The film chronicles these events in a sort of skittish sensory jam session. Writer-director Leon Ichaso (Sugar Hill, Crossover Dreams) cross-cuts black-and-white digital video with color 16mm film into a blitzkrieg of imagery fueled by a vivid Latin jazz soundtrack. It’s a dizzy homage to Piñero’s free-form work.

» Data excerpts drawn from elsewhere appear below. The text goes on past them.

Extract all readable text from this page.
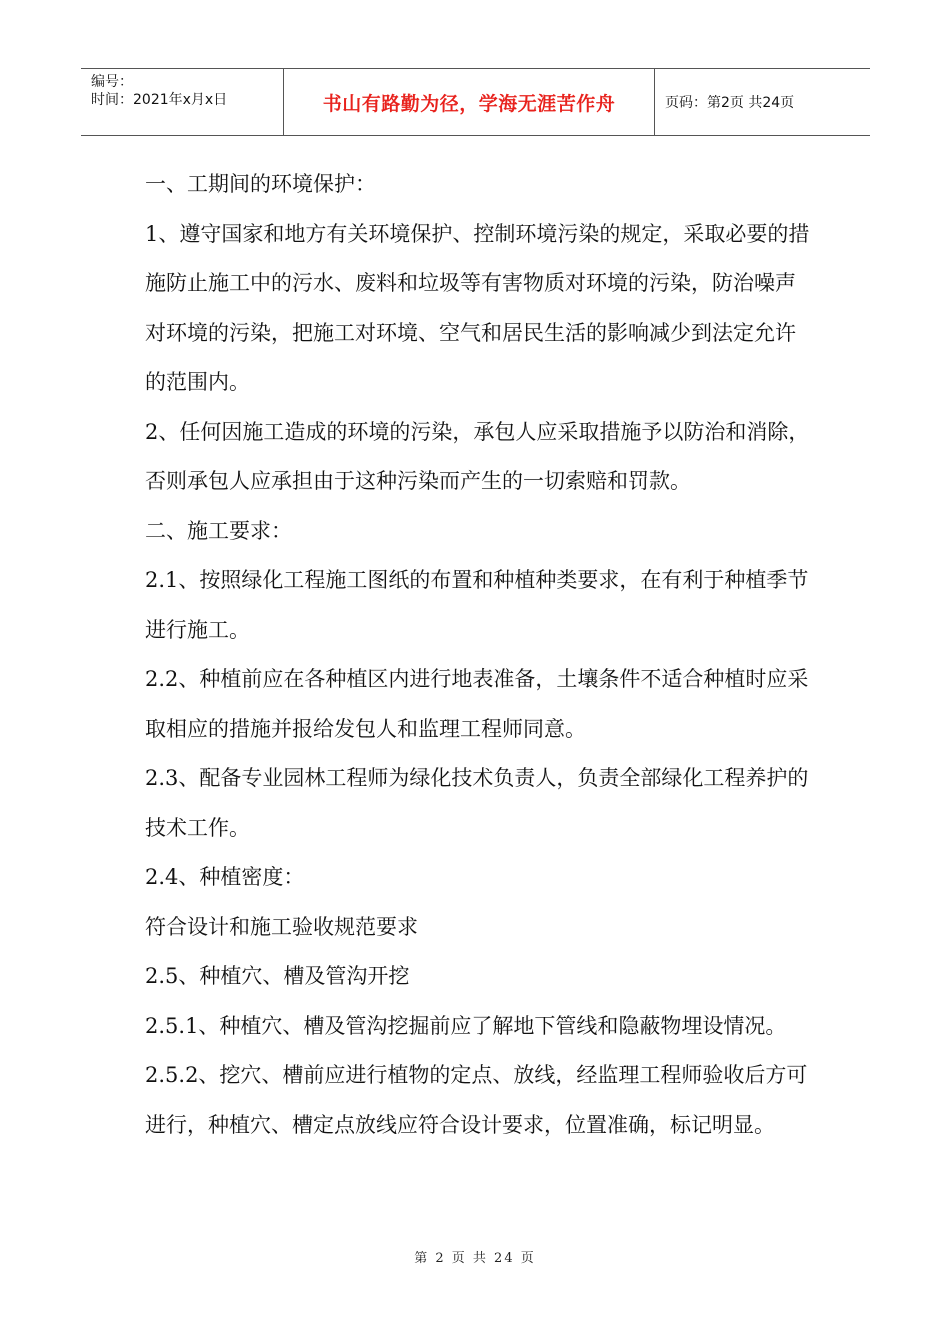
编号：
时间：2021年x月x日	书山有路勤为径，学海无涯苦作舟	页码：第2页 共24页

一、工期间的环境保护：

1、遵守国家和地方有关环境保护、控制环境污染的规定，采取必要的措施防止施工中的污水、废料和垃圾等有害物质对环境的污染，防治噪声对环境的污染，把施工对环境、空气和居民生活的影响减少到法定允许的范围内。

2、任何因施工造成的环境的污染，承包人应采取措施予以防治和消除，否则承包人应承担由于这种污染而产生的一切索赔和罚款。

二、施工要求：

2.1、按照绿化工程施工图纸的布置和种植种类要求，在有利于种植季节进行施工。

2.2、种植前应在各种植区内进行地表准备，土壤条件不适合种植时应采取相应的措施并报给发包人和监理工程师同意。

2.3、配备专业园林工程师为绿化技术负责人，负责全部绿化工程养护的技术工作。

2.4、种植密度：

符合设计和施工验收规范要求

2.5、种植穴、槽及管沟开挖

2.5.1、种植穴、槽及管沟挖掘前应了解地下管线和隐蔽物埋设情况。

2.5.2、挖穴、槽前应进行植物的定点、放线，经监理工程师验收后方可进行，种植穴、槽定点放线应符合设计要求，位置准确，标记明显。

第 2 页 共 24 页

The story slips back and forth in time, hitting a few provocative notes as it blurs the line between intrinsic and extrinsic inspiration before the weight of pop mythology crushes the wind from its lungs. It ignores Piñero’s reported AIDS infection (even though it mentions that Algarin is HIV-positive)—a missing link in Piñero’s downward spiral. It also softens Piñero’s actions by implying one sexual assault rather than showing it on screen, and keeping his other assaults and robberies to the rich (women in fur coats) and the deserving (drug dealers).
Piñero threatens to break out into an exhilarating, free-form shout of rebellion, charisma, desperation, anger and indignity when the poet reads his works. His performance on a New York rooftop before TV cameras is especially dynamic, but the film needs more of these injections.
The revelation here is not of Piñero but rather of Bratt, who stars as the titular manipulator, outlaw and jealous artist. The Law & Order detective credibly peers through a drug-induced haze, emphasizing words by stabbing the air with partially diminished cigarettes as he attacks poverty and discrimination and embraces the same vices that fan the flames of both social plights. He does for Piñero what Dustin Hoffman did for Lenny, Ed Harris for Pollock and for Jeffery Wright for Basquiat: inject a sense of authenticity into elusive truth. Other characters who slither in and out of the story are Piñero’s mother (Rita Moreno), protégé Reinaldo Povod (Michael Irby), lover Sugar (Talisa Soto), and abusive father (Jamie Sanchez).
Piñero is a movie of attitude that—much like its main character—consumes itself. “We got the city by the balls,” says Piñero as he mixes with New York’s elite. Its too bad Ichaso can’t capture Piñero in the same grip.